Calls and e-mails to Amtrak’s attorney in this case were not returned. An Amtrak spokeswoman declined to comment.
That a gender pay gap exists between men and women is well-known. In 2010, women earned an average weekly salary of $669, while men earned $824 – a 23 percent difference – according to a recent report from the U.S. Labor Department.
But proving that gap in an average workplace is difficult. Many employees have no idea what their colleagues in the next office earn.
Not Sheila Davidson.
“She knew exactly what everyone was making in the company,” Kovnat said. He said it was not uncommon for human-resources people to file EEOC complaints.

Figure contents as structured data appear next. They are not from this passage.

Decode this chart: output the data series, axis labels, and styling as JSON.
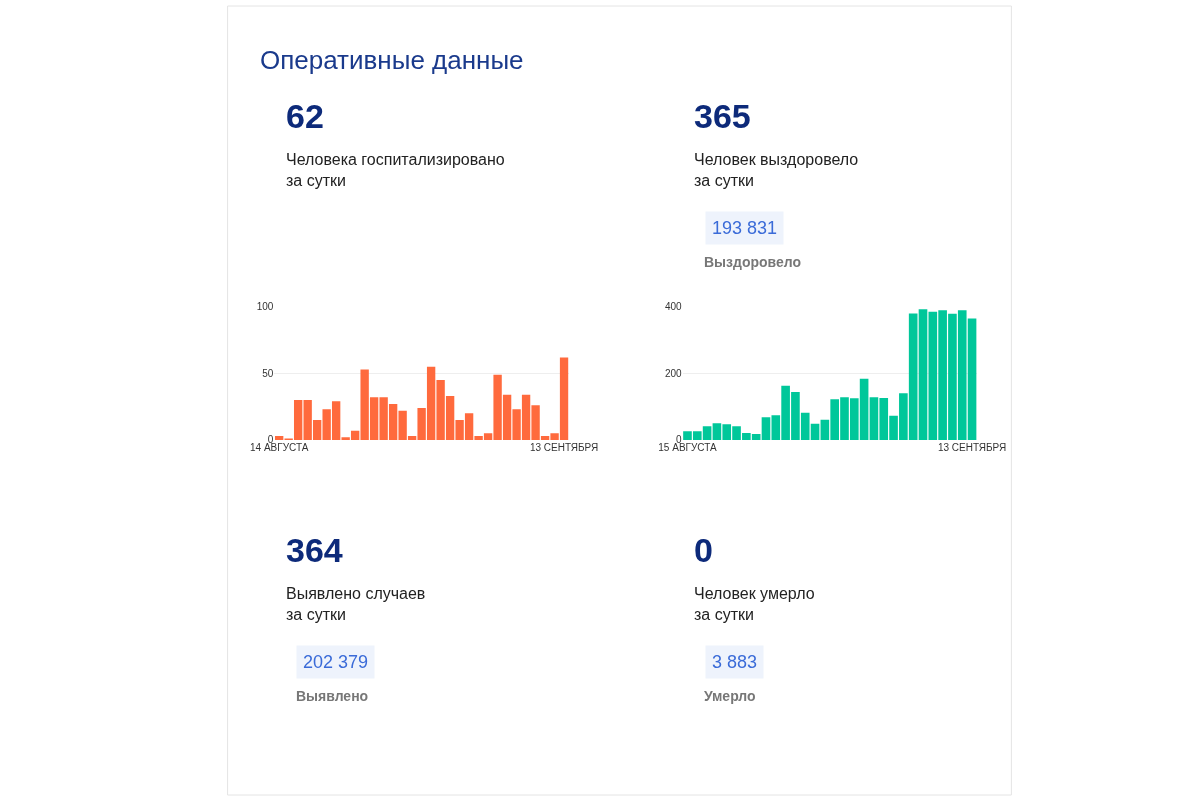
{
  "chart_data": [
    {
      "type": "other",
      "title": "Оперативные данные"
    },
    {
      "type": "bar",
      "title": "62",
      "subtitle": "Человека госпитализировано\nза сутки",
      "categories": [
        "14 АВГУСТА",
        null,
        null,
        null,
        null,
        null,
        null,
        null,
        null,
        null,
        null,
        null,
        null,
        null,
        null,
        null,
        null,
        null,
        null,
        null,
        null,
        null,
        null,
        null,
        null,
        null,
        null,
        null,
        null,
        null,
        "13 СЕНТЯБРЯ"
      ],
      "values": [
        3,
        1,
        30,
        30,
        15,
        23,
        29,
        2,
        7,
        53,
        32,
        32,
        27,
        22,
        3,
        24,
        55,
        45,
        33,
        15,
        20,
        3,
        5,
        49,
        34,
        23,
        34,
        26,
        3,
        5,
        62
      ],
      "color": "#ff6a3d",
      "ylim": [
        0,
        100
      ],
      "yticks": [
        0,
        50,
        100
      ],
      "grid": "y"
    },
    {
      "type": "bar",
      "title": "365",
      "subtitle": "Человек выздоровело\nза сутки",
      "annotations": [
        "193 831",
        "Выздоровело"
      ],
      "categories": [
        "15 АВГУСТА",
        null,
        null,
        null,
        null,
        null,
        null,
        null,
        null,
        null,
        null,
        null,
        null,
        null,
        null,
        null,
        null,
        null,
        null,
        null,
        null,
        null,
        null,
        null,
        null,
        null,
        null,
        null,
        null,
        "13 СЕНТЯБРЯ"
      ],
      "values": [
        26,
        26,
        41,
        50,
        47,
        41,
        21,
        18,
        68,
        74,
        163,
        144,
        82,
        49,
        61,
        122,
        128,
        125,
        184,
        128,
        126,
        73,
        140,
        380,
        393,
        385,
        390,
        379,
        390,
        365
      ],
      "color": "#00c79a",
      "ylim": [
        0,
        400
      ],
      "yticks": [
        0,
        200,
        400
      ],
      "grid": "y"
    },
    {
      "type": "other",
      "title": "364",
      "subtitle": "Выявлено случаев\nза сутки",
      "annotations": [
        "202 379",
        "Выявлено"
      ]
    },
    {
      "type": "other",
      "title": "0",
      "subtitle": "Человек умерло\nза сутки",
      "annotations": [
        "3 883",
        "Умерло"
      ]
    }
  ]
}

Davidson’s issues began in 2007 when Amtrak changed its corporate structure. In 2000, eight years after Amtrak hired her, Davidson became responsible for human resources in one region. A male colleague handled the neighboring area.

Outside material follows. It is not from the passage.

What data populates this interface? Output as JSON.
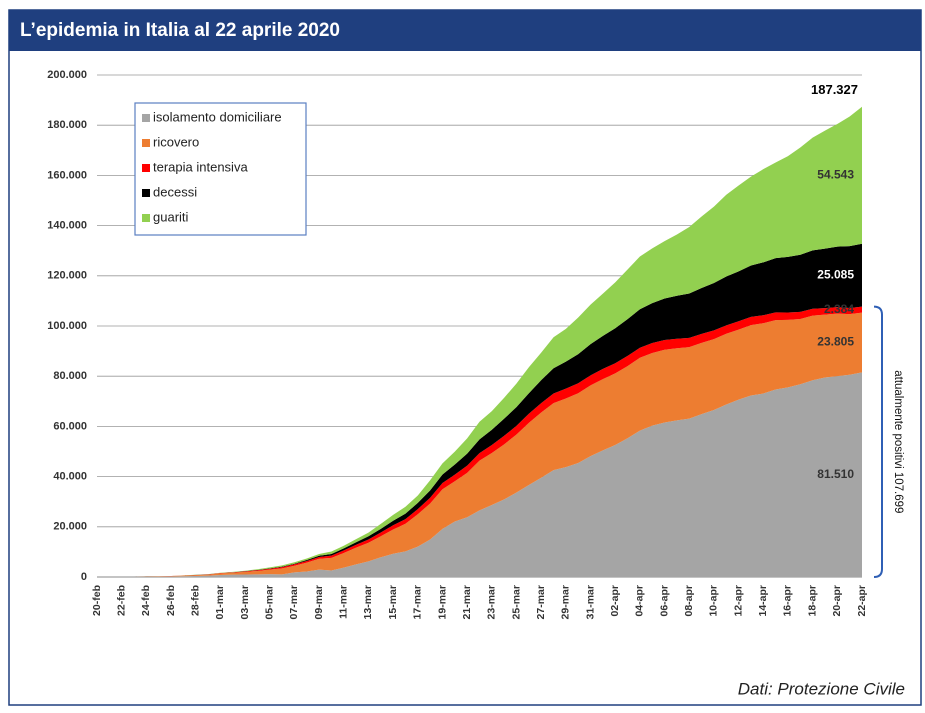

Her region had been larger, but the two were paid the same, Kovnat said, because pay was based on job title, not the number of personnel for which each was responsible.
After layoffs, attrition, and other downsizings, positions were reshuffled. Davidson moved into her current job – director of workforce development – and her male colleague became responsible for his territory and hers.
It sounds like a bigger job, but the joined territory had fewer people in it than hers did at its height, she said.
Even so, the lawsuit said, he got a raise – a significant one.
The raise in the settlement puts her on par with her colleague. She’ll earn $116,439 a year, up from $99,934.
Kovnat said Davidson tried to resolve the issue internally, and when that didn’t work she went to the EEOC – and she knew exactly how to do it. Davidson, a human-resources professional with 25 years’ experience, had handled EEOC discrimination complaints for Amtrak for eight years.
As part of the decree, three top Amtrak executives will have to spend four hours in training on complying with federal antidiscrimination laws on pay and retaliation.
After she turned to the EEOC, Davidson “has been very much ostracized and excluded and there was a general atmosphere where she was seen as a pariah,” the EEOC attorney said.
The lawsuit, filed in February, said she was excluded from senior staff meetings.